# Full Spectrum Warrior



## Abdurrahman (Oct 23, 2006)

ray: ray: ray: 

Greeting to you all
I have some problems with this game that I can't make anything about it so I ask for help, so would you please..:heartlove :heartlove 

1) When starting game every thing is going well & the menu appear then when i choose campaign to start playing then choose Deploy the loading menu appear with no sense of interactivity as to say not responding.

2) Then when i try to close it to go back to windows some sort of display distortion with no specific criteria except that you can't distinguish any thing. all you can see is a vertically arranged color integrated parallel lines. And if i want to get the normal win display back i have to restart my PC.!!!

So what's gonna be done in such a case:4-dontkno :4-dontkno :4-dontkno


----------



## pharoah (Aug 28, 2006)

click on "follow these steps first" link in my sig if nothing helps post back


----------



## Tiber Septim (Feb 9, 2006)

Abdurrahman said:


> 1) When starting game every thing is going well & the menu appear then when i choose campaign to start playing then choose Deploy the loading menu appear with no sense of interactivity as to say not responding.
> 
> Does the game completly 'Freeze', or 'Lock Up'? Or does simply nothing happen when you press Deploy?
> 
> ...


----------



## Abdurrahman (Oct 23, 2006)

Hello again,

About what Pharaoh asked me to do; I've done it and passed all knowing that my pc specifications is higher than that the game requires!!

And about what Tiber Septim asked about here what I noticed :
1) when i hit Deploy & the game start to load the loading screen appear and the game freeze on this screen.
2) And about what you asked to give a pic of the distortion after trying to close it using the ult+ctrl+del it is difficult because the distortion make me as a blind who can't see what is beneath this distortion knowing that every thing beneath it is normal but you can't see the normal because of the fixed distorted immovable image filling the screen width!!!

that is all until now hope you could help me
Thank you a lot


----------



## Abdurrahman (Oct 23, 2006)

*Just Cause*

Great Respect to you all,

all what i suffer from this game is that when i start new game and the loading start; then after a period of 10sec the computer suddenly restarts!!!
every time so i can't ever get into the game

what is the cause of such a problem knowing that my pc specifications are higher than that the game wants except the processor

that's for all and thank you a lot


----------



## Indoril Nerevar (Jan 7, 2006)

Hi,

Run through all of the steps listed under "Common Game Issues" in my signature, and post back with results. If nothing helps, make sure you give us your full system specs (read "Posting System Specs" in my signature for instructions on how to do that).
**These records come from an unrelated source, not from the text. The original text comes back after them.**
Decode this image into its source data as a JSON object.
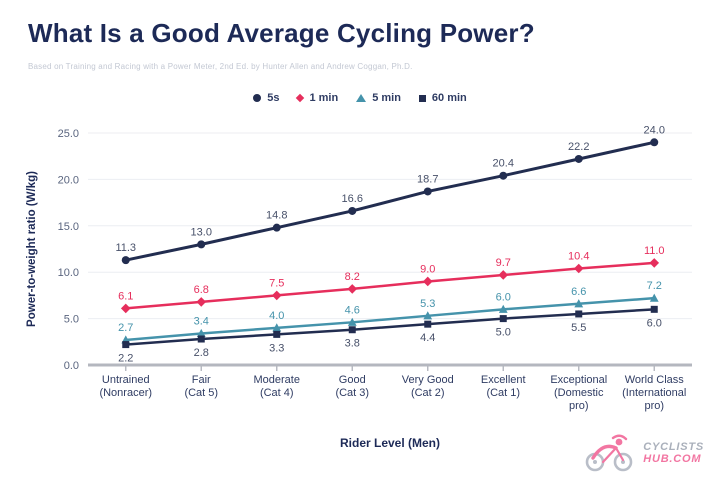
{
  "header": {
    "title": "What Is a Good Average Cycling Power?",
    "subtitle": "Based on Training and Racing with a Power Meter, 2nd Ed. by Hunter Allen and Andrew Coggan, Ph.D."
  },
  "legend": {
    "items": [
      {
        "label": "5s",
        "marker": "circle",
        "color": "#222d50"
      },
      {
        "label": "1 min",
        "marker": "diamond",
        "color": "#e62e5c"
      },
      {
        "label": "5 min",
        "marker": "triangle",
        "color": "#4593ab"
      },
      {
        "label": "60 min",
        "marker": "square",
        "color": "#222d50"
      }
    ]
  },
  "chart_data": {
    "type": "line",
    "title": "What Is a Good Average Cycling Power?",
    "xlabel": "Rider Level (Men)",
    "ylabel": "Power-to-weight ratio (W/kg)",
    "ylim": [
      0,
      25
    ],
    "ytick_step": 5,
    "ytick_labels": [
      "0.0",
      "5.0",
      "10.0",
      "15.0",
      "20.0",
      "25.0"
    ],
    "grid": true,
    "legend_position": "top",
    "categories": [
      [
        "Untrained",
        "(Nonracer)"
      ],
      [
        "Fair",
        "(Cat 5)"
      ],
      [
        "Moderate",
        "(Cat 4)"
      ],
      [
        "Good",
        "(Cat 3)"
      ],
      [
        "Very Good",
        "(Cat 2)"
      ],
      [
        "Excellent",
        "(Cat 1)"
      ],
      [
        "Exceptional",
        "(Domestic",
        "pro)"
      ],
      [
        "World Class",
        "(International",
        "pro)"
      ]
    ],
    "series": [
      {
        "name": "5s",
        "color": "#222d50",
        "label_color": "#475069",
        "marker": "circle",
        "label_position": "above",
        "values": [
          11.3,
          13.0,
          14.8,
          16.6,
          18.7,
          20.4,
          22.2,
          24.0
        ]
      },
      {
        "name": "1 min",
        "color": "#e62e5c",
        "label_color": "#e62e5c",
        "marker": "diamond",
        "label_position": "above",
        "values": [
          6.1,
          6.8,
          7.5,
          8.2,
          9.0,
          9.7,
          10.4,
          11.0
        ]
      },
      {
        "name": "5 min",
        "color": "#4593ab",
        "label_color": "#4593ab",
        "marker": "triangle",
        "label_position": "above",
        "values": [
          2.7,
          3.4,
          4.0,
          4.6,
          5.3,
          6.0,
          6.6,
          7.2
        ]
      },
      {
        "name": "60 min",
        "color": "#222d50",
        "label_color": "#475069",
        "marker": "square",
        "label_position": "below",
        "values": [
          2.2,
          2.8,
          3.3,
          3.8,
          4.4,
          5.0,
          5.5,
          6.0
        ]
      }
    ]
  },
  "colors": {
    "title": "#1d2a57",
    "subtitle": "#c3c8d3",
    "grid": "#eceef2",
    "axis_line": "#b4b7bf",
    "ytick_text": "#5a657f",
    "xtick_text": "#2f3c63"
  },
  "logo": {
    "line1": "CYCLISTS",
    "line2": "HUB.COM",
    "icon": "cyclist-bicycle-icon",
    "accent": "#f276a2",
    "gray": "#b9bec8"
  }
}
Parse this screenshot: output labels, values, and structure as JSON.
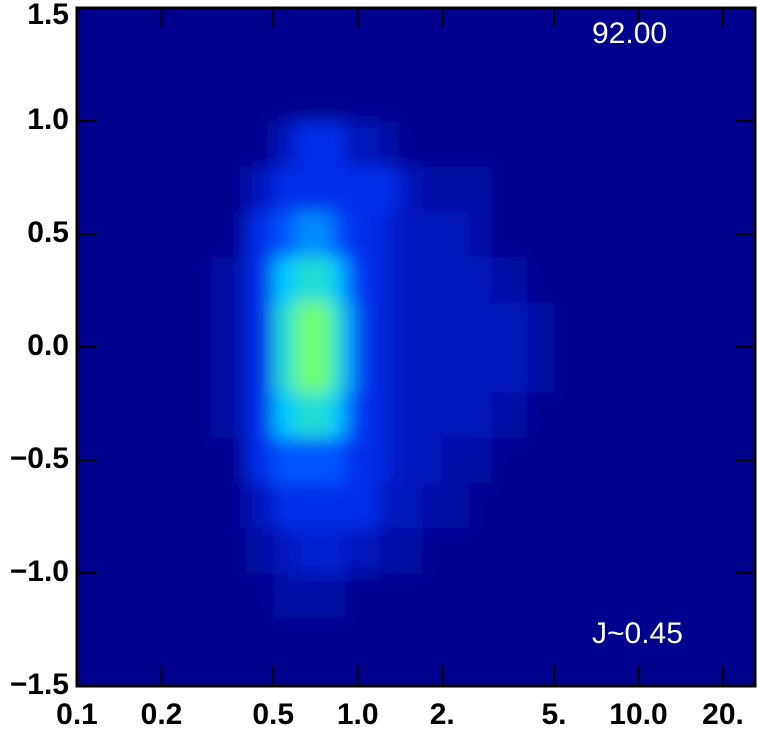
{
  "chart_data": {
    "type": "heatmap",
    "annotations": [
      "92.00",
      "J~0.45"
    ],
    "xlog": true,
    "xlim": [
      0.1,
      26
    ],
    "ylim": [
      -1.5,
      1.5
    ],
    "zlim": [
      0,
      10
    ],
    "xticks": [
      0.1,
      0.2,
      0.5,
      {
        "value": 1,
        "label": "1.0"
      },
      {
        "value": 2,
        "label": "2."
      },
      {
        "value": 5,
        "label": "5."
      },
      {
        "value": 10,
        "label": "10.0"
      },
      {
        "value": 20,
        "label": "20."
      }
    ],
    "yticks": [
      {
        "value": -1.5,
        "label": "−1.5"
      },
      {
        "value": -1,
        "label": "−1.0"
      },
      {
        "value": -0.5,
        "label": "−0.5"
      },
      {
        "value": 0,
        "label": "0.0"
      },
      0.5,
      {
        "value": 1,
        "label": "1.0"
      },
      1.5
    ],
    "background": "#00008f",
    "palette": [
      "#00008f",
      "#0038ff",
      "#00c8ff",
      "#50ff90",
      "#ffff00"
    ],
    "xbins": [
      0.3,
      0.4,
      0.5,
      0.6,
      0.7,
      0.8,
      0.9,
      1.0,
      1.2,
      1.4,
      1.7,
      2.0,
      2.5,
      3,
      4,
      5
    ],
    "ybins": [
      -1.2,
      -1.0,
      -0.8,
      -0.6,
      -0.4,
      -0.2,
      0,
      0.2,
      0.4,
      0.6,
      0.8,
      1.0,
      1.2
    ],
    "z": [
      [
        0,
        0,
        0.5,
        0.5,
        0.5,
        0.5,
        0,
        0,
        0,
        0,
        0,
        0,
        0,
        0,
        0
      ],
      [
        0,
        0.5,
        1,
        1.5,
        1.5,
        1.5,
        1,
        1,
        0.5,
        0.5,
        0,
        0,
        0,
        0,
        0
      ],
      [
        0,
        1,
        2,
        2,
        2,
        2,
        2,
        2,
        1,
        1,
        0.5,
        0.5,
        0,
        0,
        0
      ],
      [
        0,
        2,
        3,
        3,
        3,
        3,
        2,
        2,
        1.5,
        1,
        1,
        0.5,
        0.5,
        0,
        0
      ],
      [
        0.5,
        2,
        5,
        6,
        6,
        5,
        3,
        2,
        1.5,
        1,
        1,
        1,
        1,
        0.5,
        0
      ],
      [
        0.5,
        2,
        6,
        8,
        8,
        6,
        4,
        2,
        1.5,
        1,
        1,
        1,
        1,
        1,
        0.5
      ],
      [
        0.5,
        2,
        6,
        8,
        8,
        6,
        4,
        2,
        1.5,
        1,
        1,
        1,
        1,
        1,
        0.5
      ],
      [
        0.5,
        2,
        5,
        6,
        6,
        5,
        3,
        2,
        1.5,
        1,
        1,
        1,
        1,
        0.5,
        0
      ],
      [
        0,
        2,
        3,
        4,
        4,
        3,
        2,
        2,
        1.5,
        1,
        1,
        1,
        0.5,
        0,
        0
      ],
      [
        0,
        1,
        2,
        2,
        2,
        2,
        2,
        2,
        2,
        1,
        0.5,
        0.5,
        0.5,
        0,
        0
      ],
      [
        0,
        0,
        1,
        2,
        2,
        2,
        1,
        1,
        0.5,
        0,
        0,
        0,
        0,
        0,
        0
      ],
      [
        0,
        0,
        0,
        0,
        0,
        0,
        0,
        0,
        0,
        0,
        0,
        0,
        0,
        0,
        0
      ]
    ]
  }
}
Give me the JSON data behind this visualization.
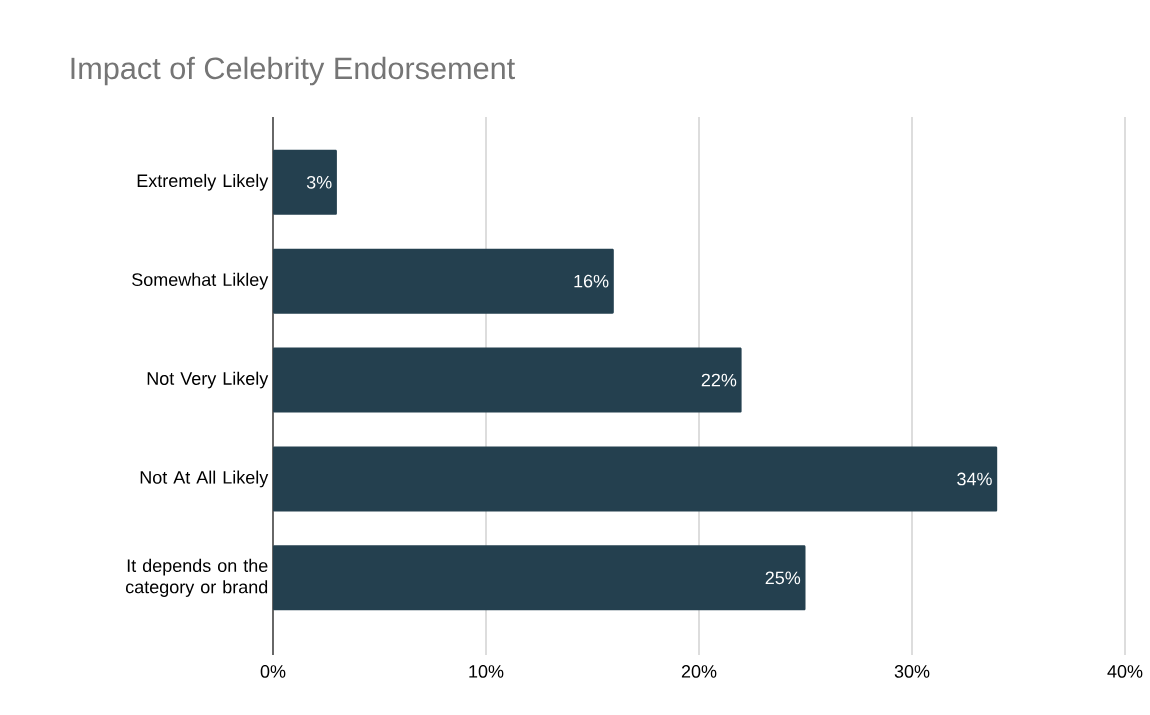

If your CPU doesn't meet the minimum requirements, there is a high possibility that the game simply won't work on your system. But we'll try some other things first before we put it down to that.


EDIT: I have merged your two threads for now, as they may be related. We'll work on them together for now, and if they turn out to be different, they can be split up again.


----------



## Tiber Septim (Feb 9, 2006)

Hi Abdurrahman.
It sounds like you graphics card may be artefacting, which is normally caused by heat and/or electrical damage.
Jusst to check, please download Everest (the link is in my signature) and then go to:
Computer -> Sensor.
Either take a screenshot or just post back the results so we can check the temperatures and voltages.

Cheers.


----------



## Abdurrahman (Oct 23, 2006)

Thank you Indoril Nerevar and Tiber Septim 
for concerning about my matter

and here i have passed all the recommended roles and gone through it with no change
and i have attached a pic about what Tiber Septim asked and here it is

View attachment screenshot.bmp

knowing that i don't understand about the words It sounds like you graphics card may be artefacting, which is normally caused by heat and/or electrical damage.
hope you help me and if you want any additional spec I'm at your service
sincerely


----------



## Indoril Nerevar (Jan 7, 2006)

Abdurrahman said:


> Then when i try to close it to go back to windows some sort of display distortion with no specific criteria except that you can't distinguish any thing. all you can see is a vertically arranged color integrated parallel lines.


Could you get a screenshot of the distortions, so we can see exactly what they are? This will help us get a better idea of what the problem is.


----------



## Abdurrahman (Oct 23, 2006)

Dear Indoril Nerevar, Tiber Septim

I have drown an image exactly similar to the distortd image after trying to get out of the game as I told you I couldn't take an image of the real one as the distortion make me as a blind, However here you are an exact pic of that:

View attachment that's it.bmp


another thing i want to add here which is when I've updated my DirectX to the latest version another problem with the game of Full Spectrum Warrior appeared and the distortion after getting out of the game vanished & here you are the other error :

View attachment another porob.bmp


But Just Cause still restarting my PC after about 10 sec of loadin with no access to the game until now

That's all for now. Thank's a lot


----------



## Indoril Nerevar (Jan 7, 2006)

Have you tried reinstalling the games?

The first picture looks like a video card problem to me. Do you have access to another video card you could swap in to test?


----------



## Abdurrahman (Oct 23, 2006)

*do u think??*

Hello

I want to ask you a Question
As i don't have another vga card as a test
Does a card the run the following game perfectly considered as a damaged card!!

It runs Company of heroes, onimusha 3, Devil may cry 3, Fifa 2007, Half life 2,
The Godfather, GTR2, Desperados 2, worms 4 Mayhem, Heroes of might and magic 5, Ski Alpin racing 2007...................................

please tell me if there is any relation to vga card damage and error specific to certain game!!

please help


----------



## pharoah (Aug 28, 2006)

if you havent done so already.i think indoril's suggestion of reinstalling the game may help.its obviously not the vid card if all those other games are running fine.

edit: i just looked at your screenshot.what resolution is the game defaulting to.that kinda looks like what a monitor does when the resolution,or refresh rate are set to high.


----------